Elizabeth Diederichs obtained her Bachelor of Engineering in Biomedical Engineering (Co-op) from the University of Guelph in 2021, followed by a Masters of Applied Science in the Department of Systems Design Engineering at the University of Waterloo in 2023. Her main research interests are the development of skeletal reconstruction biomaterials. This involves: 

• Material design of thermoset biocomposites for additive manufacturing 

• Physiologically relevant testing of biomaterials 

Publications  

• Diederichs, E., et al., “The effects of physiologically relevant environmental conditions on the mechanical properties of 3D-printed biopolymer nanocomposites”, Manuscript submitted for publication.   
• Diederichs, E. et al., “The effect of triglycerol diacrylate on the printability and properties of UV curable, bio-based nanohydroxyapatite composites”, JMBBM, March 2024.   
• Diederichs, E., “The effects of simulated physiological conditions on the performance of novel 3D printed nanocomposite biomaterials”, MASc Thesis, University of Waterloo, August 2023.  
• Mondal, D. et al., “Chapter 7 - 3D Printing of Biopolymer Nanocomposites.” Mehrpouya, M., Vahabi, H. Additive Manufacturing of Biopolymers: Handbook of Materials, Techniques, and Applications.
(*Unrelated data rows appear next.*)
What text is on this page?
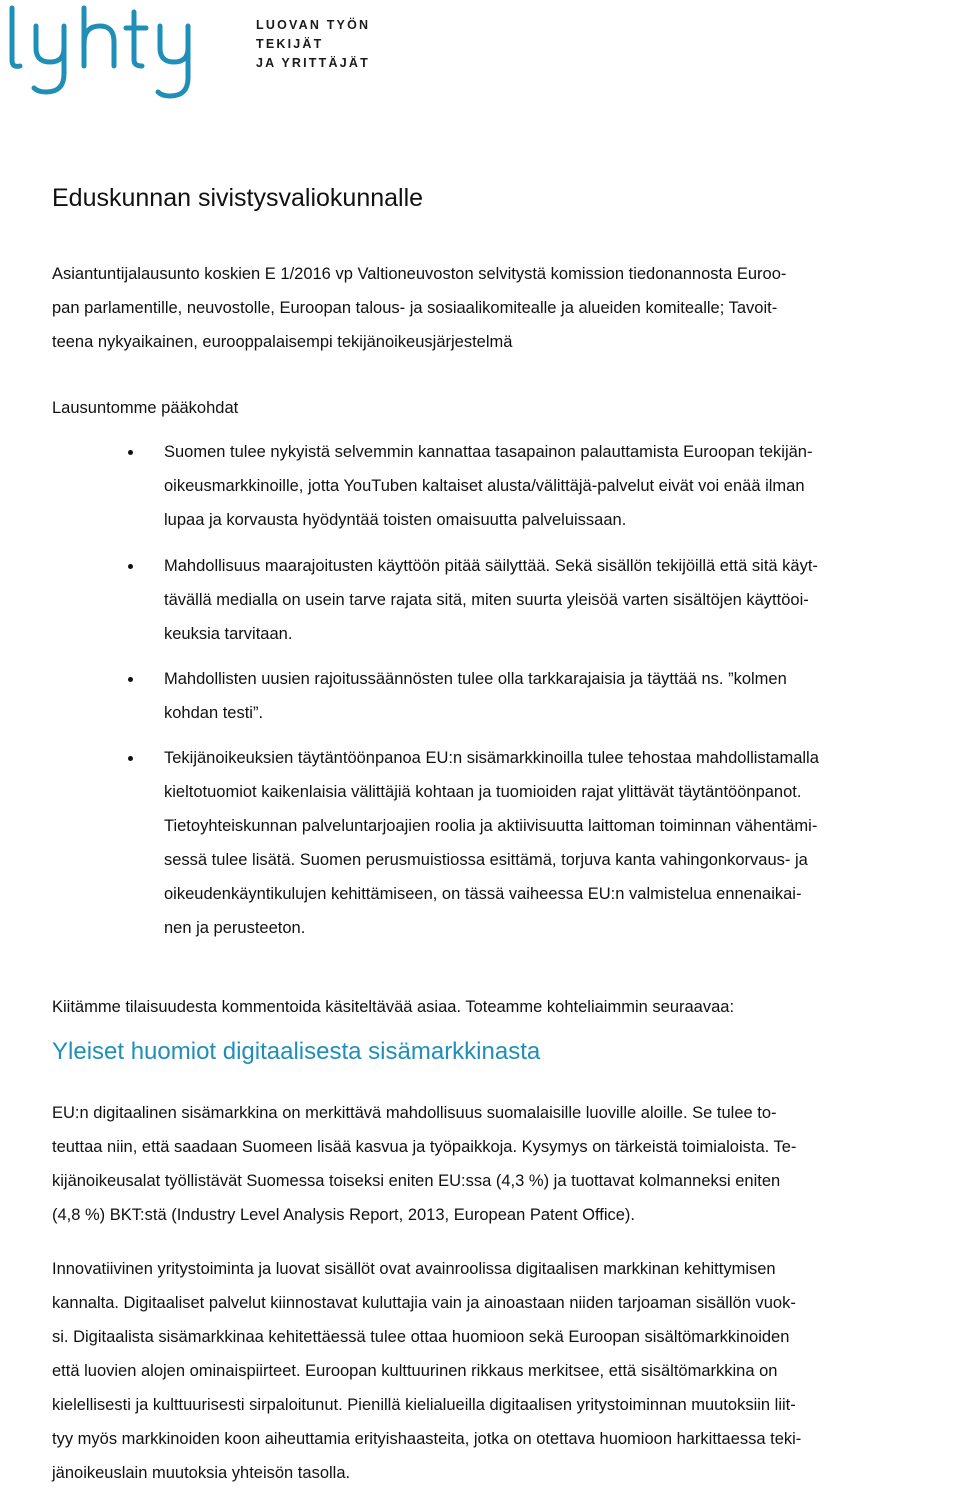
LUOVAN TYÖN
TEKIJÄT
JA YRITTÄJÄT
Eduskunnan sivistysvaliokunnalle
Asiantuntijalausunto koskien E 1/2016 vp Valtioneuvoston selvitystä komission tiedonannosta Euroo-
pan parlamentille, neuvostolle, Euroopan talous- ja sosiaalikomitealle ja alueiden komitealle; Tavoit-
teena nykyaikainen, eurooppalaisempi tekijänoikeusjärjestelmä
Lausuntomme pääkohdat
Suomen tulee nykyistä selvemmin kannattaa tasapainon palauttamista Euroopan tekijän-
oikeusmarkkinoille, jotta YouTuben kaltaiset alusta/välittäjä-palvelut eivät voi enää ilman
lupaa ja korvausta hyödyntää toisten omaisuutta palveluissaan.
Mahdollisuus maarajoitusten käyttöön pitää säilyttää. Sekä sisällön tekijöillä että sitä käyt-
tävällä medialla on usein tarve rajata sitä, miten suurta yleisöä varten sisältöjen käyttöoi-
keuksia tarvitaan.
Mahdollisten uusien rajoitussäännösten tulee olla tarkkarajaisia ja täyttää ns. ”kolmen
kohdan testi”.
Tekijänoikeuksien täytäntöönpanoa EU:n sisämarkkinoilla tulee tehostaa mahdollistamalla
kieltotuomiot kaikenlaisia välittäjiä kohtaan ja tuomioiden rajat ylittävät täytäntöönpanot.
Tietoyhteiskunnan palveluntarjoajien roolia ja aktiivisuutta laittoman toiminnan vähentämi-
sessä tulee lisätä. Suomen perusmuistiossa esittämä, torjuva kanta vahingonkorvaus- ja
oikeudenkäyntikulujen kehittämiseen, on tässä vaiheessa EU:n valmistelua ennenaikai-
nen ja perusteeton.
Kiitämme tilaisuudesta kommentoida käsiteltävää asiaa. Toteamme kohteliaimmin seuraavaa:
Yleiset huomiot digitaalisesta sisämarkkinasta
EU:n digitaalinen sisämarkkina on merkittävä mahdollisuus suomalaisille luoville aloille. Se tulee to-
teuttaa niin, että saadaan Suomeen lisää kasvua ja työpaikkoja. Kysymys on tärkeistä toimialoista. Te-
kijänoikeusalat työllistävät Suomessa toiseksi eniten EU:ssa (4,3 %) ja tuottavat kolmanneksi eniten
(4,8 %) BKT:stä (Industry Level Analysis Report, 2013, European Patent Office).
Innovatiivinen yritystoiminta ja luovat sisällöt ovat avainroolissa digitaalisen markkinan kehittymisen
kannalta. Digitaaliset palvelut kiinnostavat kuluttajia vain ja ainoastaan niiden tarjoaman sisällön vuok-
si. Digitaalista sisämarkkinaa kehitettäessä tulee ottaa huomioon sekä Euroopan sisältömarkkinoiden
että luovien alojen ominaispiirteet. Euroopan kulttuurinen rikkaus merkitsee, että sisältömarkkina on
kielellisesti ja kulttuurisesti sirpaloitunut. Pienillä kielialueilla digitaalisen yritystoiminnan muutoksiin liit-
tyy myös markkinoiden koon aiheuttamia erityishaasteita, jotka on otettava huomioon harkittaessa teki-
jänoikeuslain muutoksia yhteisön tasolla.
Elsevier, April 2023. 
• Mondal, D. et al., “Enhanced Mechanical Properties of 3D Printed Nanocomposites Composed of Functionalized Plant-Derived Biopolymers and Calcium-Deficient Hydroxyapatite Nanoparticles”, Front. Mater., February 2022.  
• Diederichs, E. et al., “Extrusion Based 3D Printing of Sustainable Biocomposites from Biocarbon and Poly(trimethylene terephthalate)”, Molecules, July 2021. 
• Diederichs, E. et al., “Strategy to improve printability of renewable resource-based engineering plastic tailored for FDM applications”, ACS Omega, November 2019.